I recently came across a situation where a Go program (built with go1.8.3) had spawned a lot more goroutines than required. Profiling revealed the cause to be go routines blocked on reading from a client while negotiating the TLS handshake. The goroutine stack trace led me to the following code segment in crypto/tls:

// File: cryto/tls/conn.go
// Line: 589 (go1.8.3)

// Read header, payload.
// recordHeaderLen is a global variable set to 5
if err := b.readFromUntil(c.conn, recordHeaderLen); err != nil {

A server side goroutine could be stuck here for a long time if the client doesn’t write anything to the wire. Clearly, the fix is to set a TLSHandshakeTimeout on http.Server. Just one problem, there’s no such setting.

http.Server exposes a ReadTimeout and a ReadHeaderTimeout. The latter applies only after a TLS handshake has been completed successfully and does not help our cause. The former, would definitely fix our problem, but it comes with a caveat. The entire request Body must be read within the ReadTimeout, meaning we cannot stream large request bodies.

Indirect TLSHandshakeTimeout

http.Server exposes a callback ConnState which fits our needs perfectly, i:e allows us to terminate connections stuck during a TLS handshake but still support streaming large request bodies.

// ConnState specifies an optional callback function that is
// called when a client connection changes state. See the
// ConnState type and associated constants for details.
ConnState func(net.Conn, ConnState)

ConnState is called for the first time immediately after Accept. The ConnState at this point is StateNew.
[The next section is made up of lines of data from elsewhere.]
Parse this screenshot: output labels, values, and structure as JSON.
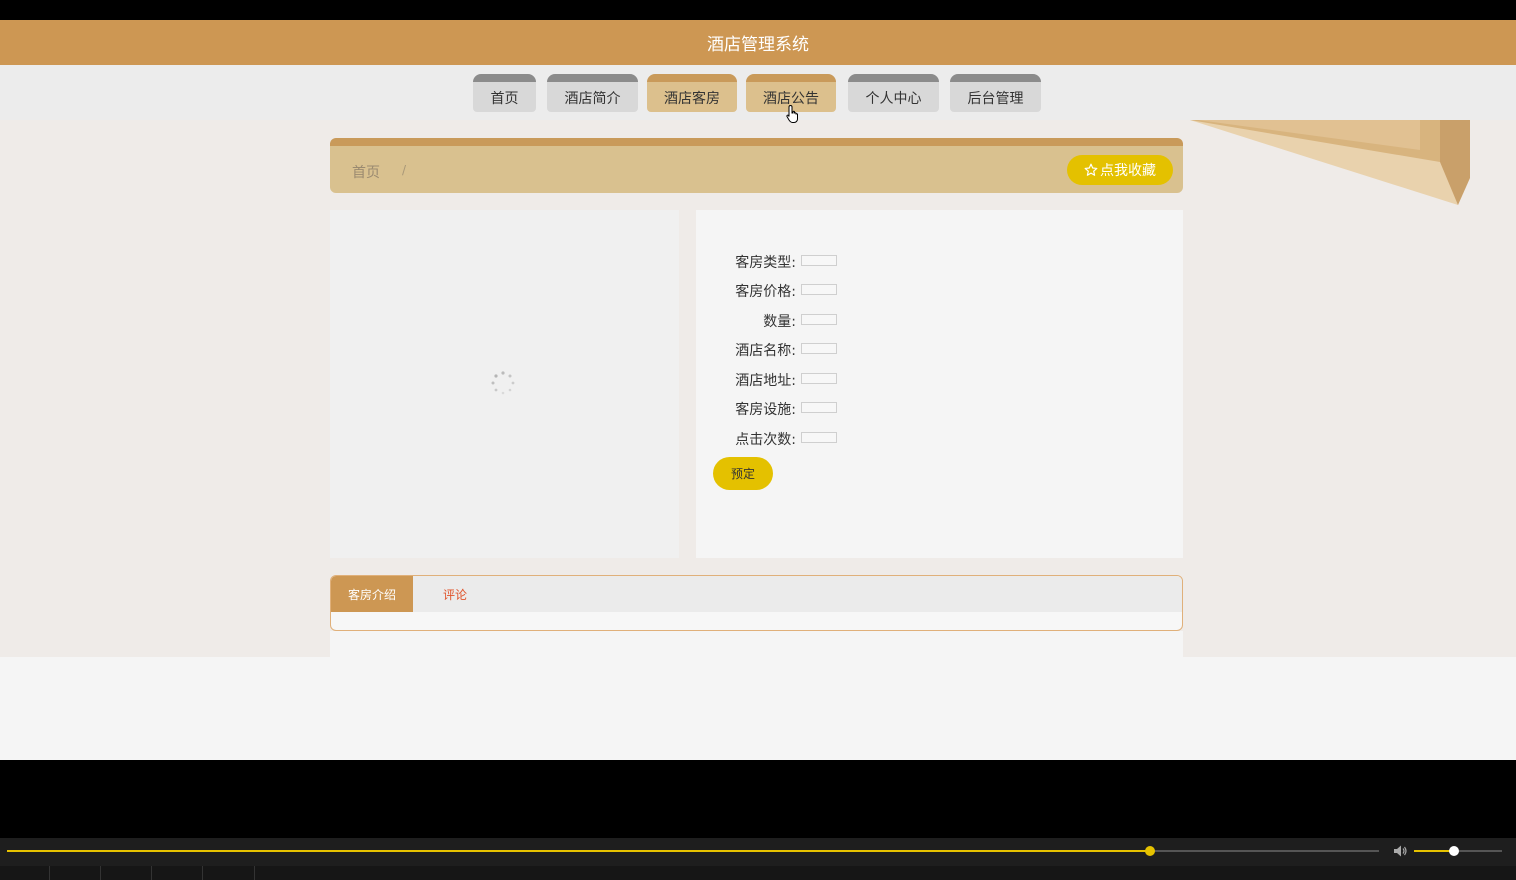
{
  "header": {
    "title": "酒店管理系统"
  },
  "nav": {
    "items": [
      {
        "label": "首页"
      },
      {
        "label": "酒店简介"
      },
      {
        "label": "酒店客房"
      },
      {
        "label": "酒店公告"
      },
      {
        "label": "个人中心"
      },
      {
        "label": "后台管理"
      }
    ],
    "active_index": 2
  },
  "breadcrumb": {
    "home": "首页",
    "separator": "/"
  },
  "favorite_button": {
    "icon": "star-outline-icon",
    "label": "点我收藏"
  },
  "details": {
    "fields": [
      {
        "label": "客房类型:",
        "value": ""
      },
      {
        "label": "客房价格:",
        "value": ""
      },
      {
        "label": "数量:",
        "value": ""
      },
      {
        "label": "酒店名称:",
        "value": ""
      },
      {
        "label": "酒店地址:",
        "value": ""
      },
      {
        "label": "客房设施:",
        "value": ""
      },
      {
        "label": "点击次数:",
        "value": ""
      }
    ],
    "book_label": "预定"
  },
  "tabs": {
    "items": [
      {
        "label": "客房介绍"
      },
      {
        "label": "评论"
      }
    ],
    "active_index": 0
  },
  "player": {
    "progress": 0.833,
    "volume": 0.45
  },
  "colors": {
    "brand": "#cd9753",
    "accent_yellow": "#e4c100",
    "comment_tab": "#e0532a"
  }
}
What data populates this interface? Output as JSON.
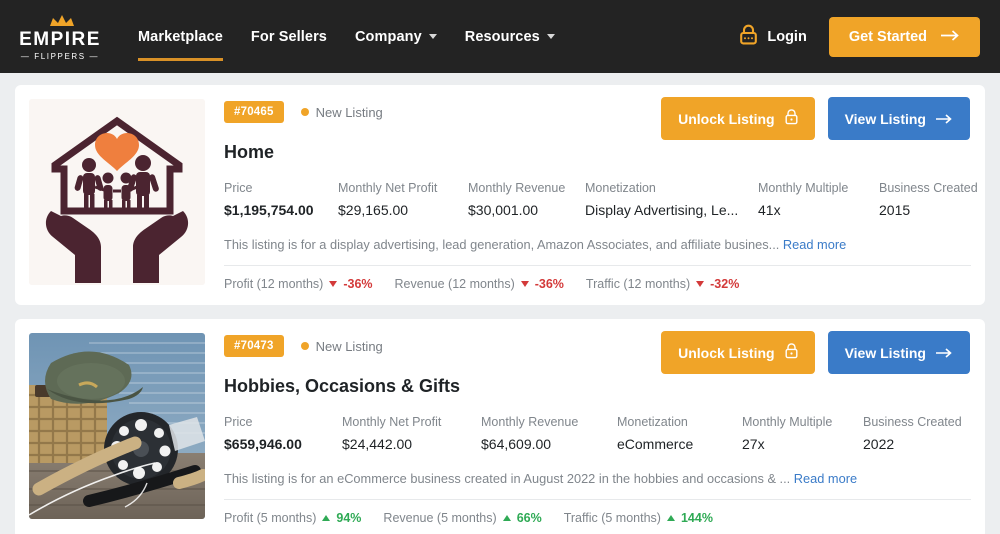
{
  "header": {
    "logo": {
      "name": "EMPIRE",
      "sub": "FLIPPERS",
      "crown_icon": "crown-icon"
    },
    "nav": [
      {
        "label": "Marketplace",
        "active": true,
        "has_caret": false
      },
      {
        "label": "For Sellers",
        "active": false,
        "has_caret": false
      },
      {
        "label": "Company",
        "active": false,
        "has_caret": true
      },
      {
        "label": "Resources",
        "active": false,
        "has_caret": true
      }
    ],
    "login_label": "Login",
    "login_icon": "lock-icon",
    "get_started_label": "Get Started",
    "get_started_icon": "arrow-right-icon",
    "colors": {
      "bar": "#232323",
      "accent": "#f0a428",
      "link": "#3a7bc8"
    }
  },
  "listings": [
    {
      "badge": "#70465",
      "status": "New Listing",
      "title": "Home",
      "thumb_icon": "hands-holding-house-with-family-illustration",
      "unlock_label": "Unlock Listing",
      "view_label": "View Listing",
      "metrics": [
        {
          "label": "Price",
          "value": "$1,195,754.00"
        },
        {
          "label": "Monthly Net Profit",
          "value": "$29,165.00"
        },
        {
          "label": "Monthly Revenue",
          "value": "$30,001.00"
        },
        {
          "label": "Monetization",
          "value": "Display Advertising, Le..."
        },
        {
          "label": "Monthly Multiple",
          "value": "41x"
        },
        {
          "label": "Business Created",
          "value": "2015"
        }
      ],
      "description": "This listing is for a display advertising, lead generation, Amazon Associates, and affiliate busines...",
      "read_more": "Read more",
      "stats": [
        {
          "label": "Profit (12 months)",
          "pct": "-36%",
          "dir": "down"
        },
        {
          "label": "Revenue (12 months)",
          "pct": "-36%",
          "dir": "down"
        },
        {
          "label": "Traffic (12 months)",
          "pct": "-32%",
          "dir": "down"
        }
      ]
    },
    {
      "badge": "#70473",
      "status": "New Listing",
      "title": "Hobbies, Occasions & Gifts",
      "thumb_icon": "fly-fishing-reel-rod-and-hat-photo",
      "unlock_label": "Unlock Listing",
      "view_label": "View Listing",
      "metrics": [
        {
          "label": "Price",
          "value": "$659,946.00"
        },
        {
          "label": "Monthly Net Profit",
          "value": "$24,442.00"
        },
        {
          "label": "Monthly Revenue",
          "value": "$64,609.00"
        },
        {
          "label": "Monetization",
          "value": "eCommerce"
        },
        {
          "label": "Monthly Multiple",
          "value": "27x"
        },
        {
          "label": "Business Created",
          "value": "2022"
        }
      ],
      "description": "This listing is for an eCommerce business created in August 2022 in the hobbies and occasions & ...",
      "read_more": "Read more",
      "stats": [
        {
          "label": "Profit (5 months)",
          "pct": "94%",
          "dir": "up"
        },
        {
          "label": "Revenue (5 months)",
          "pct": "66%",
          "dir": "up"
        },
        {
          "label": "Traffic (5 months)",
          "pct": "144%",
          "dir": "up"
        }
      ]
    }
  ]
}
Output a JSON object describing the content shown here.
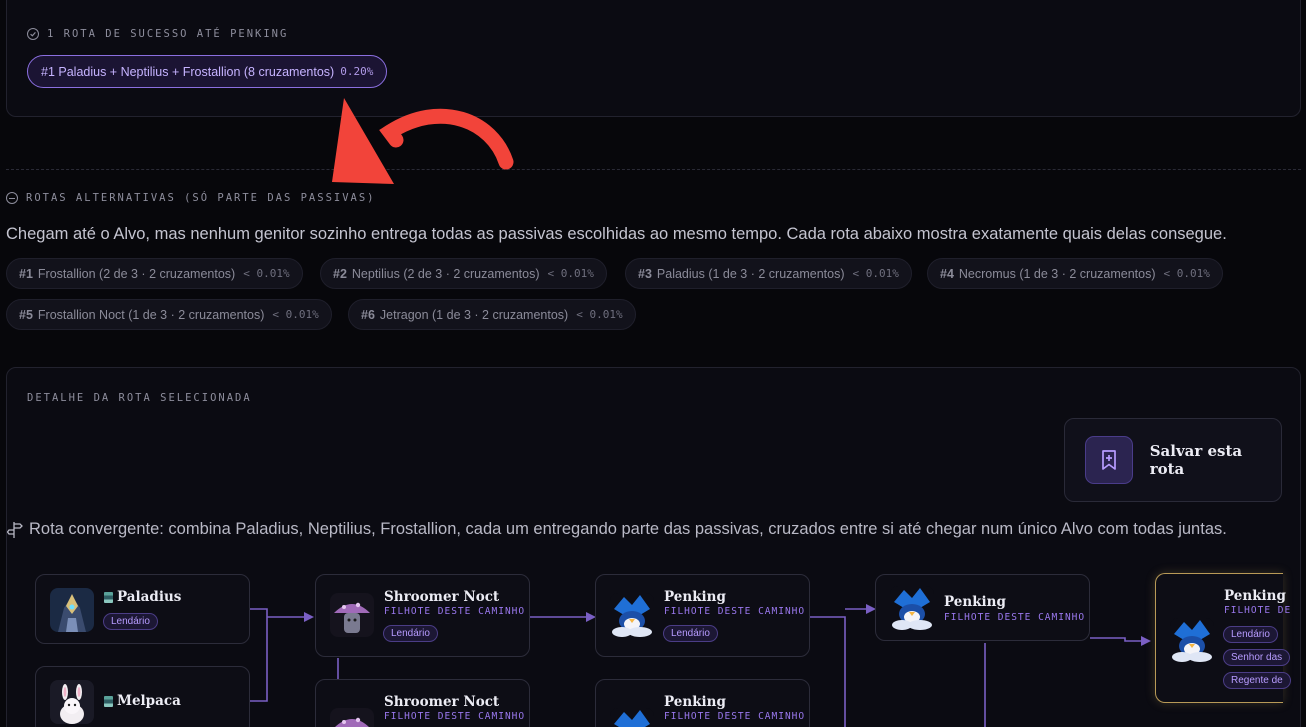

The next time it is called is when the server has read atleast one byte of the request. The ConnState is now StateActive

Inbetween these state transistions, the server has, if required, negotiated the TLS handshake. If a ReadDeadline is set on the conn immediately after it enters StateNew it is only overriden by the ReadHeaderTimeout when the server attempts to read the request. Thus, the only meaningful activity carried out the Server after setting the custom ReadDeadline is the TLSHandshake. I’ve included the code for this below:

var TLSHandshakeTimeout = 30 * time.Second // very generous timeout

s := &http.Server{
  ReadHeaderTimeout: 1 * time.Minute, 
  ConnState: func(conn net.Conn, cs ConnState){
    switch cs{
      case StateNew:
      conn.SetReadDeadline(time.Now().Add(TLSHandshakeTimeout))
      default:
      // NOTE: this is a good place to track connection level metrics :)
    }
  }, 
}

Resources

Cloudflare has a great blog post on timeouts in http that I found very helpful while researching solutions for this problem.